Hüseyin Kaya / Doğruhaber/Haber Yorum
Kobani bir tehdit altında.
İnsanlar zorla ya da korkudan dolayı şehri terk ediyorlar.
PKK ve türevlerine bakarsanız Kobani konusunda sağlam ve işe yarar bir bilgiye ulaşamazsınız.
Bir taraftan “Kobani düşerse insanlık biter” çığlıkları ile durumun kötü olduğunu söylerler, öte taraftan IŞİD’i püskürttüklerini, büyük bir güç olduklarını iddia ederler.
Direniş için Kobani’ye doğru neredeyse davul zurna ile yola çıkıyor, çıkışa engel olan jandarmaya taş atıyor, tazyikli su ve biber gazı karşısında kahramanca direniyorlar, sonra Kobani’ye geçtiklerinde top atışlarını duyuyor, ödleri kopuyor, bu kez de Kobani’den çıkmak ve Türkiye’ye girmek için jandarma ile çatışıyorlar.
Anlamak gerçekten zor.
Şimdi kimse kalkıp bunun adının çok yönlü siyaset olduğunu iddia etmesin! Çelişkiden geçilmiyor ki, düzgün bir tahlil yapasın.
Birkaç örnek verelim.
*Gerek Selahattin Demirtaş gerekse de Diyarbakır eski Belediye Başkanı Osman Baydemir, yaptıkları açıklamalarla Türkiye’den silah istediler. Demirtaş, ağır silahların geçişi için koridor açılmasını bile talep etti.
Şimdi çelişkiye bakın!
Türkiye IŞİD’e destek veriyorsa neden IŞİD’e karşı Türkiye’den yardım istiyorsunuz? Türkiye ile “silahsızlanma” konusunu görüşürken ve siz bunda yavaş davranırken Türkiye Hükümeti neden sizin bir türevinize silah versin?
*IŞİD’in Güneye (Irak Kürdistan’ı) saldırısı sırasında PKK medyası Peşmerge aleyhine kirli bir propagandaya başladı. PKK medyasının iddiasına göre Peşmerge korkaktı ve kaçmıştı. Ayrıca Barzani’nin IŞİD’le işbirliği içinde olduğunu, Peşmergenin Êzidi kadınlara tecavüz ettiğini bile iddia ettiler.

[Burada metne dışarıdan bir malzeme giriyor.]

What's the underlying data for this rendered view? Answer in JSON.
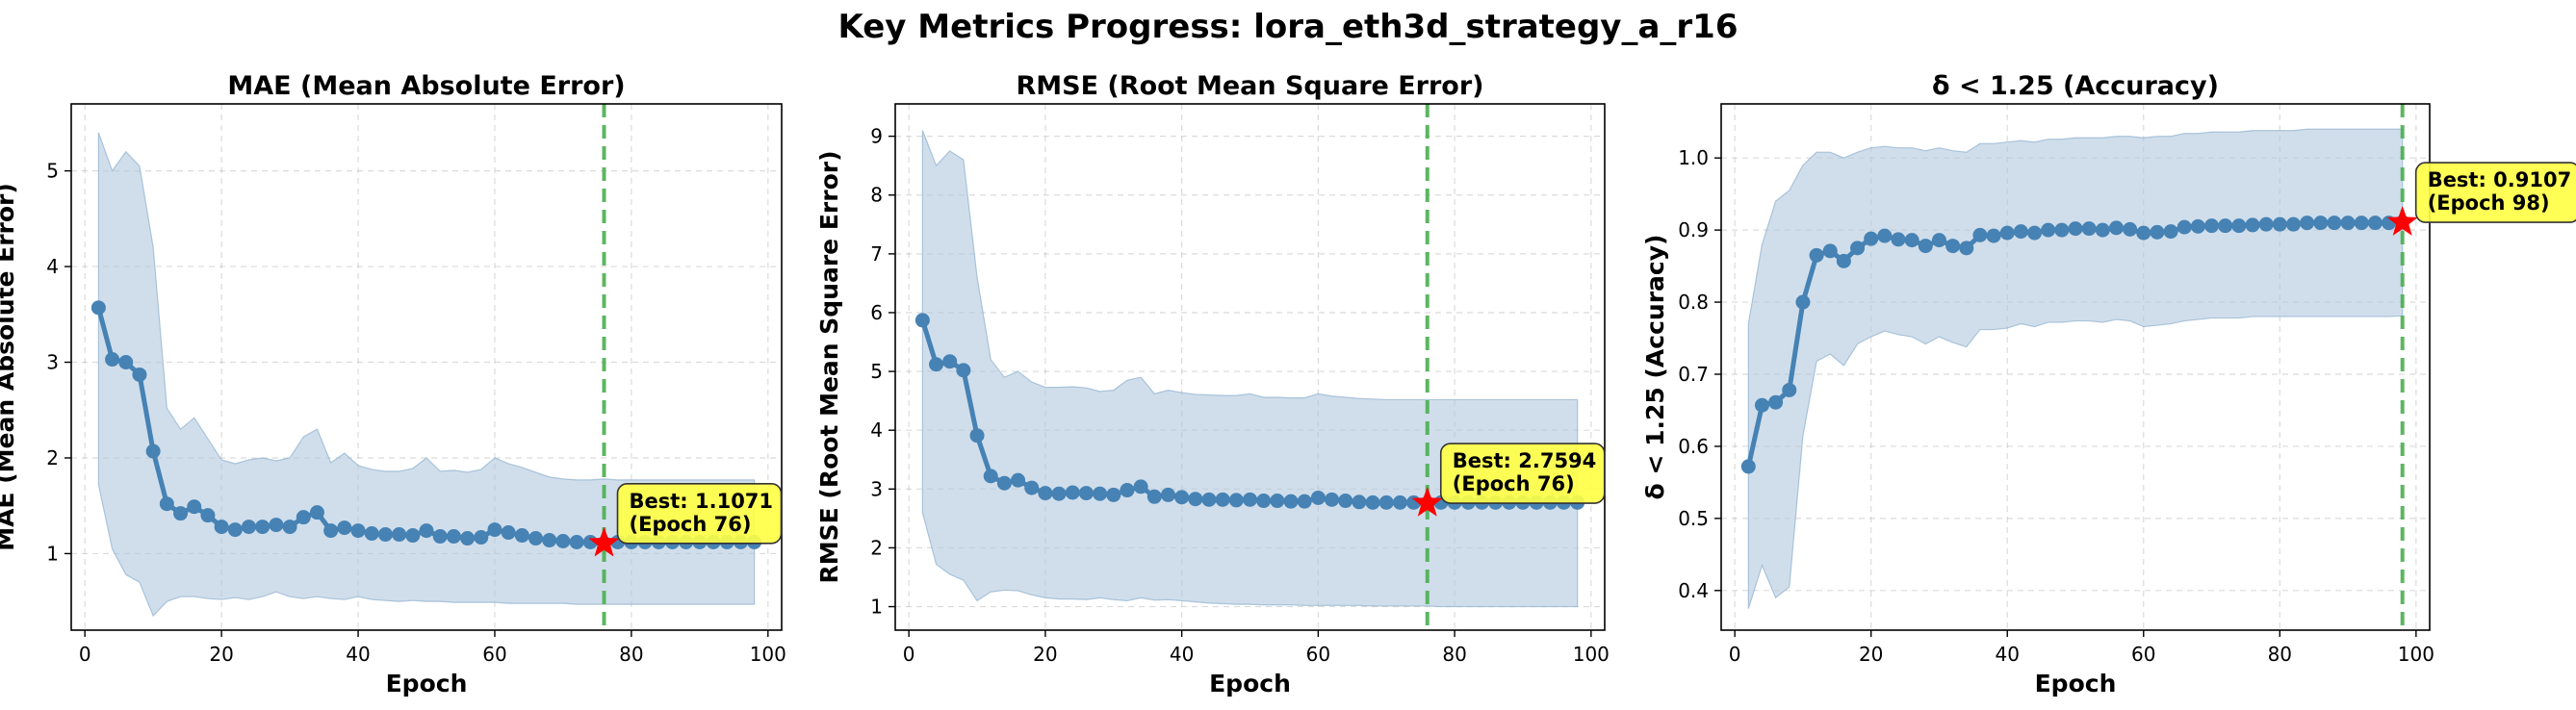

Çelişki şu ki, şimdi PKK, korkak ve IŞİD destekçisi Peşmerge’den IŞİD’e karşı yardım istiyor.
*PKK, Rojava’da Baas rejimiyle işbirliği içinde muhalif hiçbir gruba hayat hakkı tanımadan uyduruk bir yönetim ihdas etti. Kendisine muhalif birçok kimse ya infaz edildi ya da bölge dışına çıkmak zorunda kaldı. Hapishaneleri, mahkemeleri, idarecileri, Eş Başkanları ve birlikte çalıştıkları muhaberatları ile birlikte kantonlardan oluşan bir “devlet” kurdular.
Amerika öncülüğündeki koalisyonun hava desteğine rağmen IŞİD saldırısı karşısında dayanamayıp geri çekildiklerinde mazeret aramaya başladılar. Cemil Bayık, “Dağda savaşabildiklerini, ovada savaşmaya alışık olmadıklarını” söyledi.
İyi de hani siz devletleşmiştiniz. Devlet yerleşik, örgütler ise mobil halde hareket eder. Yoksa devlet görüntüsünün altında örgüt idaresi devam mı ediyor? *PKK’nin siyasi ayağı üzerinde faaliyet yürütenler “PKK’nin tarihinin en güçlü döneminde olduğunu ve savaş seçeneğini tümüyle rafa kaldırmadıklarını” söyleyerek T.C. Hükümetini tehdit ediyorlar.
Tarihinin en güçlü dönemindeki PKK “üç-beş çapulcudan oluşan IŞİD” karşısında başarısız oluyorsa, paralelinden derinine kadar bir tasfiye yaşadığı için eli daha da güçlü olan T.C. karşısında neyine güveniyor? Rojava’da IŞİD’e karşı, Güney’de Barzani’ye karşı zor durumdayken “çözüm süreci bitti” demenin “stratejik aptallık”tan başka bir şey olmadığını anlamak için sıradan bir gözlemci olmak yeterli iken halihazırdaki durum nasıl izah edilebilir?
Çelişkiler o kadar çok ki hangi birine değineceğimizi bilemiyoruz.
Yani uyuşturucudan pay alanların uyuşturucu ile mücadele edeceğini söylemesinin, Kobani için seferberlik ilan edilmesi gerektiğini söylerken konserler düzenlemenin de izah edilebilir bir tarafı yok!
Birkaç “Kobani çelişkisi” ile meseleyi izah edelim dedik.